THE IMPULSE BUY. THE MUST-HAVE DISCOVERY. The new obsession. These are the flea market enchantments that divert us from our carefully prepared want lists. And we’re usually glad of it. The unexpected find can feel like a lottery win.
But I’ve made a resolution for
2019 (yes, already). My flea-market excursions will cover more territory and focus on one theme: my personal list of mantique holy grails. Of course, the holiday season is upon us, so anybody who has me on a gift list is welcome to preempt my quest. Be warned, though, my heart’s desires run toward the pricey.
Grail number one: a vintage comic book spinner rack. The passion involved here is 100 percent baby boomer nostalgia. In my mind’s eye, I keep turning and turning a chock-full rack of 10-cent memories. That means its old-timey authenticity is going to be more important than condition. If it spins, I’d be fine with some rust and a broken weld or two amid the wire slots. The best ones I’ve seen offered online still have tin-lithograph “COMICS” signs on top and start at (ouch!) $700.
Grail number two: a sports card vending machine. More boomer yearning? I would dare to describe it differently, as, ahem, industrial art. I had one for a couple of years; it was an aged metallic red and still capable of dispensing cards at three for a nickel. I didn’t appreciate what I had, however, and didn’t want to lug it across country when I moved.
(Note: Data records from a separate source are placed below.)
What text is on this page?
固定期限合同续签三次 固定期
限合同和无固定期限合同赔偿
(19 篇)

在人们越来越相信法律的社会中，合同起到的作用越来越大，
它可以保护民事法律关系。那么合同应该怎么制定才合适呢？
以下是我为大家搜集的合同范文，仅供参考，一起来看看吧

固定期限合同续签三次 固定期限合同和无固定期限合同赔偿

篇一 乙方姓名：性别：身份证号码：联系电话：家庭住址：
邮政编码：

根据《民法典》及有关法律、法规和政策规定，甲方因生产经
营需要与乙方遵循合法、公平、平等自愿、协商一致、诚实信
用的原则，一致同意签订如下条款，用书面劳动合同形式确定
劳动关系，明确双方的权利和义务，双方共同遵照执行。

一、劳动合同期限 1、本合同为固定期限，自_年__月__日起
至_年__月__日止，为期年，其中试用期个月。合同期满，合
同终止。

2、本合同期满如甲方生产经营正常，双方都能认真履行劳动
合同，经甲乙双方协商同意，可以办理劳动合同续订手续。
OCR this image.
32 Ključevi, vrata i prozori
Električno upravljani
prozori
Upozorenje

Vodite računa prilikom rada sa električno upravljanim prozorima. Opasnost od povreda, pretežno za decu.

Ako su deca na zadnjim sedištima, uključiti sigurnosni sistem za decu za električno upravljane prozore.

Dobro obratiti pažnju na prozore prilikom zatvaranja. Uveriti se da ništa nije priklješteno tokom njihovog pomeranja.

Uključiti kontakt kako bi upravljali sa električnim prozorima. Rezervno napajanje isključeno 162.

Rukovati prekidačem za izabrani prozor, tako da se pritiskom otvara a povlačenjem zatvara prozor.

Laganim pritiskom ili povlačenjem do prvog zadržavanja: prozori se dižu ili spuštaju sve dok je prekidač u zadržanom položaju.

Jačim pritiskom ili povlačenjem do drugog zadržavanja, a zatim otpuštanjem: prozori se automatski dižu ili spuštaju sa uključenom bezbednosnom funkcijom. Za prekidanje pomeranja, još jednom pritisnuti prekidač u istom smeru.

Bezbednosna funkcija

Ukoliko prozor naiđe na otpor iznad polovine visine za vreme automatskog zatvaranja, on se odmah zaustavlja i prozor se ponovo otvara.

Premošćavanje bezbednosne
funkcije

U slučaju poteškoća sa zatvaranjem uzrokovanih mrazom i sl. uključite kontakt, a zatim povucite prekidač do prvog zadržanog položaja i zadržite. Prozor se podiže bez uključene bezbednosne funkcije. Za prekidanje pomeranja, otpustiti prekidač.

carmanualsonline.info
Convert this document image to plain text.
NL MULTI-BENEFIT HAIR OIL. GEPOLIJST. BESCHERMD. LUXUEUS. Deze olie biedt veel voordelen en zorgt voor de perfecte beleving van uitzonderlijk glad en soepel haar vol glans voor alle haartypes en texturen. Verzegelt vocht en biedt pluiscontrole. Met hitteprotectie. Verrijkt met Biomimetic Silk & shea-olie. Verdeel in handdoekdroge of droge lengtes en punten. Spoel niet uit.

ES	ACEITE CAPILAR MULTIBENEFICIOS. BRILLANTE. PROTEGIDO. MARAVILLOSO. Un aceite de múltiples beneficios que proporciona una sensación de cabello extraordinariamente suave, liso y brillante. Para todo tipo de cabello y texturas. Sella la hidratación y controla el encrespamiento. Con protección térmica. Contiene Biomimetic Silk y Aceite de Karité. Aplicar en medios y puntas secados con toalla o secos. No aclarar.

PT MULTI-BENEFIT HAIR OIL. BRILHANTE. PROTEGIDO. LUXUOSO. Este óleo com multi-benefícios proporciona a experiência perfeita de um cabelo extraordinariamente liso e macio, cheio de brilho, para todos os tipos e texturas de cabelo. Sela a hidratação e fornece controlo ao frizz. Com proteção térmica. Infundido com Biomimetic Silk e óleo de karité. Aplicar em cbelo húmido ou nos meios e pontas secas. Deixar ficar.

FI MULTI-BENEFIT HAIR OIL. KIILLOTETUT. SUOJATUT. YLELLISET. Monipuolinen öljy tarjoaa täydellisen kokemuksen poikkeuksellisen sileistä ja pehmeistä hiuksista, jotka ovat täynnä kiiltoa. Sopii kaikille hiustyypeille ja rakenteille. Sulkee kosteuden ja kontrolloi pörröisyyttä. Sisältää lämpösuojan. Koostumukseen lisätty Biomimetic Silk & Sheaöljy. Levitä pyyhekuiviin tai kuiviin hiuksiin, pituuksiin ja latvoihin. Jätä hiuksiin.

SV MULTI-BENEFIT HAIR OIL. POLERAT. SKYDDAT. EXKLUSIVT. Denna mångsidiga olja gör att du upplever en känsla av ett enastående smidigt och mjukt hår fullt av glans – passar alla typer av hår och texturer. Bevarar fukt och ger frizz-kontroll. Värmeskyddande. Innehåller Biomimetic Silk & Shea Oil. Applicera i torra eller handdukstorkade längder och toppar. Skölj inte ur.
Now I’m in reacquisition mode, preferably for one with original display cards that would date it—i dream—to the late ’50s.
Grail number three: Once again, what I want is simply what I want back. My electric guitar from teenagerhood was a hollow body Harmony in an intense red. It ended up mangled by airline baggage handlers, and I don’t feel I can relive the ’60s without another. Unfortunately, I’m not alone. If there are droves of guys chasing Fender Stratocasters, there are at least packs of aficionados pursuing my Harmony. Thing is, I’d settle for one in less than good working order. Merely showing it off in a selfie might be as much of a ’60s tribute as I should prudently attempt.
Realistically, I may have more than a oneyear mission in front of me. But the downside is actually an awfully sweet upside: I might have to go to dozens of flea markets I’ve never been to before.